The evidence is especially striking for people leaving incarceration, a period of extreme overdose vulnerability because tolerance drops during imprisonment. Starting methadone or buprenorphine while still incarcerated reduced the risk of death by up to 75% within the first month after release. Rhode Island, the first state to offer all three MAT medications in its prison system, saw overdose deaths among formerly incarcerated people drop by 61% within a year.
Beyond survival, MAT improves treatment engagement. People who received medication while incarcerated were 60% more likely to start community treatment within 30 days of release, and 58% remained in treatment six months later. They also had a 12% lower risk of returning to prison.
Why MAT Isn’t “Replacing One Addiction With Another”
The most persistent criticism of MAT is that it substitutes one drug for another. This misunderstanding confuses physical dependence with addiction, two conditions that are medically distinct. Physical dependence means your body has adapted to a substance and will experience withdrawal if it’s stopped. This happens with many medications that have nothing to do with addiction, including certain antidepressants and blood pressure drugs. When people stop those medications, they may have withdrawal symptoms but don’t crave them or compulsively seek them out.
Addiction, by contrast, is the loss of control over drug use despite harmful consequences. It involves intense cravings and compulsive behavior. A person can be physically dependent without being addicted, and addicted without being physically dependent. Cocaine, for example, causes severe cravings and relapse but relatively few visible physical withdrawal symptoms.

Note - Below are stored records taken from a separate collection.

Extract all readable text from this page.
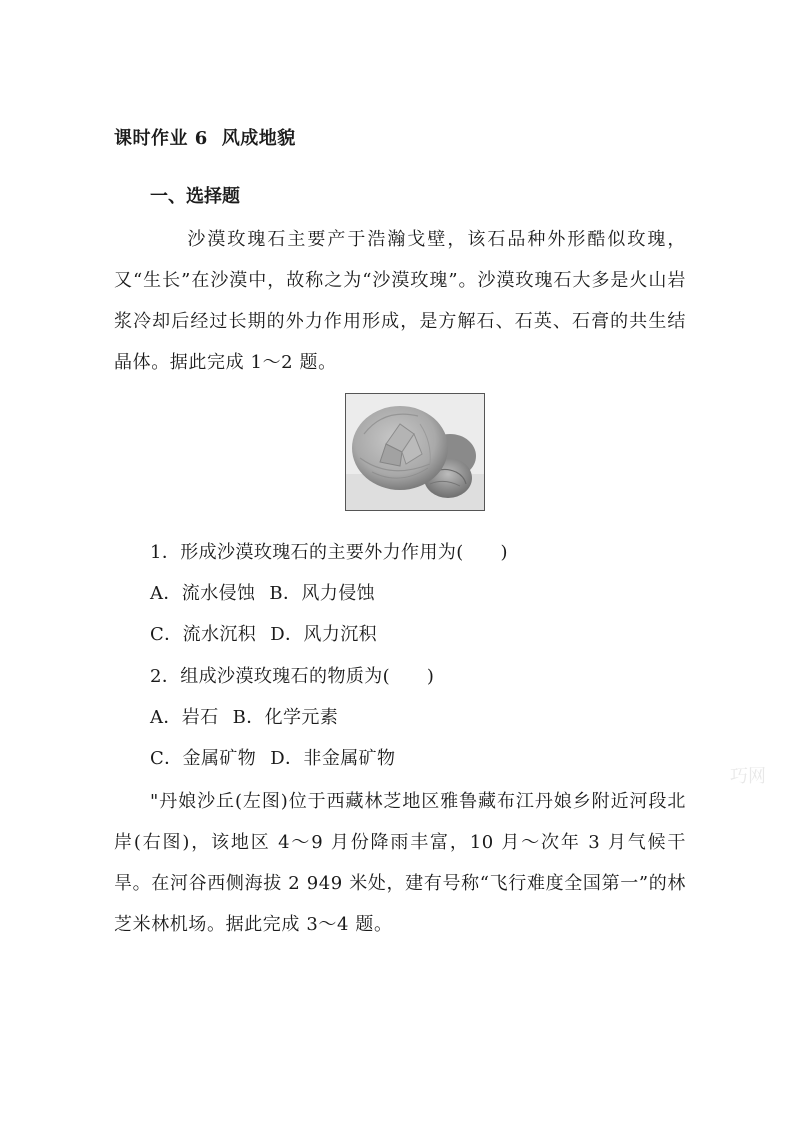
课时作业 6 风成地貌
一、选择题

沙漠玫瑰石主要产于浩瀚戈壁，该石品种外形酷似玫瑰，又“生长”在沙漠中，故称之为“沙漠玫瑰”。沙漠玫瑰石大多是火山岩浆冷却后经过长期的外力作用形成，是方解石、石英、石膏的共生结晶体。据此完成 1～2 题。

1．形成沙漠玫瑰石的主要外力作用为(　　)
A．流水侵蚀 B．风力侵蚀
C．流水沉积 D．风力沉积
2．组成沙漠玫瑰石的物质为(　　)
A．岩石 B．化学元素
C．金属矿物 D．非金属矿物

"丹娘沙丘(左图)位于西藏林芝地区雅鲁藏布江丹娘乡附近河段北岸(右图)，该地区 4～9 月份降雨丰富，10 月～次年 3 月气候干旱。在河谷西侧海拔 2 949 米处，建有号称“飞行难度全国第一”的林芝米林机场。据此完成 3～4 题。

巧网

Someone on a stable dose of methadone or buprenorphine is physically dependent on the medication, just as a person with diabetes is dependent on insulin. But they’re not experiencing the chaotic cycle of craving, intoxication, and withdrawal that defines addiction. They can hold jobs, maintain relationships, and function normally. The medication manages a chronic brain condition so that recovery is sustainable rather than a white-knuckle exercise in abstinence.